Pereira Fernanda Veloso, Ferreira Davi, Garmes Heraldo, Zantut-Wittmann Denise Engelbrecht, Rogério Fabio, Fabbro Mateus Dal, Formentin Cleiton, Forster Carlos Henrique Quartucci, Reis Fabiano
Department of Radiology, School of Medical Sciences, State University of Campinas (UNICAMP), Campinas, São Paulo, Brazil.
CEDS - Computer Science Department at Aeronautics Institute at Technology (ITA), São José Dos Campos, São Paulo, Brazil.
J Imaging Inform Med. 2025 Feb 7. doi: 10.1007/s10278-025-01417-6.
Consistency of pituitary macroadenomas is a key determinant in surgical outcomes, with non-soft consistency linked to more complications and incomplete resections. This study aimed to develop a machine learning model to predict the consistency of pituitary macroadenomas to improve surgical planning and outcomes. A retrospective study of patients with pituitary macroadenomas was conducted. Data included brain magnetic resonance imaging findings (diameter and apparent diffusion coefficient), patient demographics (age and sex), and tumor consistency. Seventy patients were evaluated, 59 with soft consistency and 11 with non-soft consistency. The support vector machine (SVM) was the best model with ROC AUC score of 83.3% [95% CI 65.8, 97.6], AP AUC of 69.8% [95% CI 41.3, 91.1], sensitivity of 73.1% [95% CI 44.4, 100], specificity of 89.8% [95% CI 82, 96.7], F1 score of 0.63 [95% CI 0.36, 0.83], and Matthews correlation coefficient score of 0.57 [95% CI 0.29, 0.79]. These findings indicate a significant improvement over random classification, as confirmed by a permutation test (p < 0.05). Additionally, the model had a 67.4% probability of outperforming the second-best model in cross-validation, as determined through Bayesian analysis, and demonstrated statistical significance (p < 0.05) compared to non-ensemble models. Using explainability heuristics, both 2D and 3D probability maps highlighted areas with a higher probability of non-soft consistency. The attributes most influential in the correct classification by our best model were male sex and age ≤ 42.25 years. Despite some limitations, the SVM model showed promise in predicting tumor consistency, which could aid in surgical planning. To address concerns about generalizability, we have created an open-access repository to promote future external validation studies and collaboration with other research centers, with the goal of enhancing model prediction through transfer learning.

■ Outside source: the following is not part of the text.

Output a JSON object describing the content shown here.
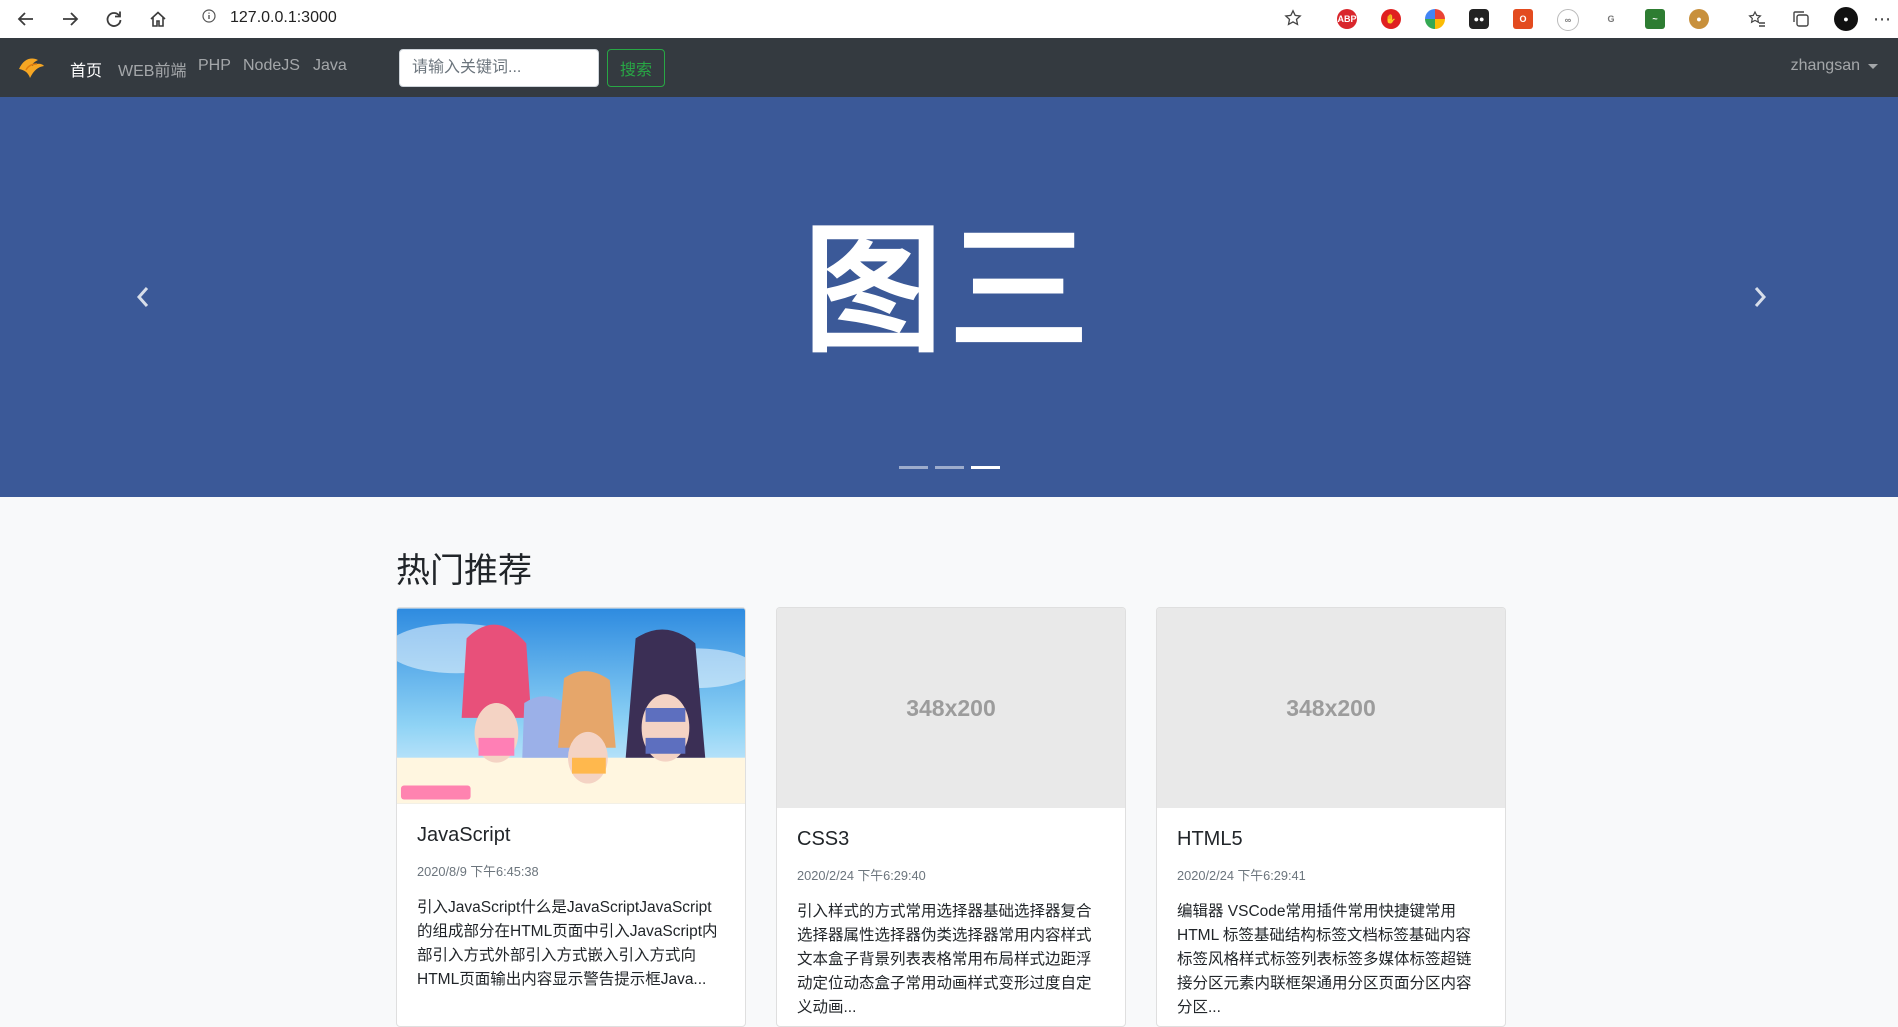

垂体大腺瘤的质地是手术结果的关键决定因素,质地非软与更多并发症及不完全切除相关。本研究旨在开发一种机器学习模型来预测垂体大腺瘤的质地,以改善手术规划和结果。对垂体大腺瘤患者进行了一项回顾性研究。数据包括脑磁共振成像结果(直径和表观扩散系数)、患者人口统计学特征(年龄和性别)以及肿瘤质地。评估了70例患者,其中59例质地软,11例质地非软。支持向量机(SVM)是最佳模型,其ROC AUC得分为83.3% [95% CI 65.8, 97.6],AP AUC为69.8% [95% CI 41.3, 91.1],灵敏度为73.1% [95% CI 44.4, 100],特异性为89.8% [95% CI 82, 96.7],F1得分为0.63 [95% CI 0.36, 0.83],马修斯相关系数得分为0.57 [95% CI 0.29, 0.79]。这些结果表明与随机分类相比有显著改善,经排列检验证实(p < 0.05)。此外,通过贝叶斯分析确定,该模型在交叉验证中优于第二佳模型的概率为67.4%,与非集成模型相比具有统计学意义(p < 0.05)。使用可解释性启发法,二维和三维概率图突出了质地非软概率较高的区域。对我们最佳模型正确分类最有影响的属性是男性性别和年龄≤42.25岁。尽管存在一些局限性,但支持向量机模型在预测肿瘤质地方面显示出前景,这有助于手术规划。为解决对可推广性的担忧,我们创建了一个开放获取的储存库,以促进未来的外部验证研究以及与其他研究中心的合作,目标是通过迁移学习增强模型预测。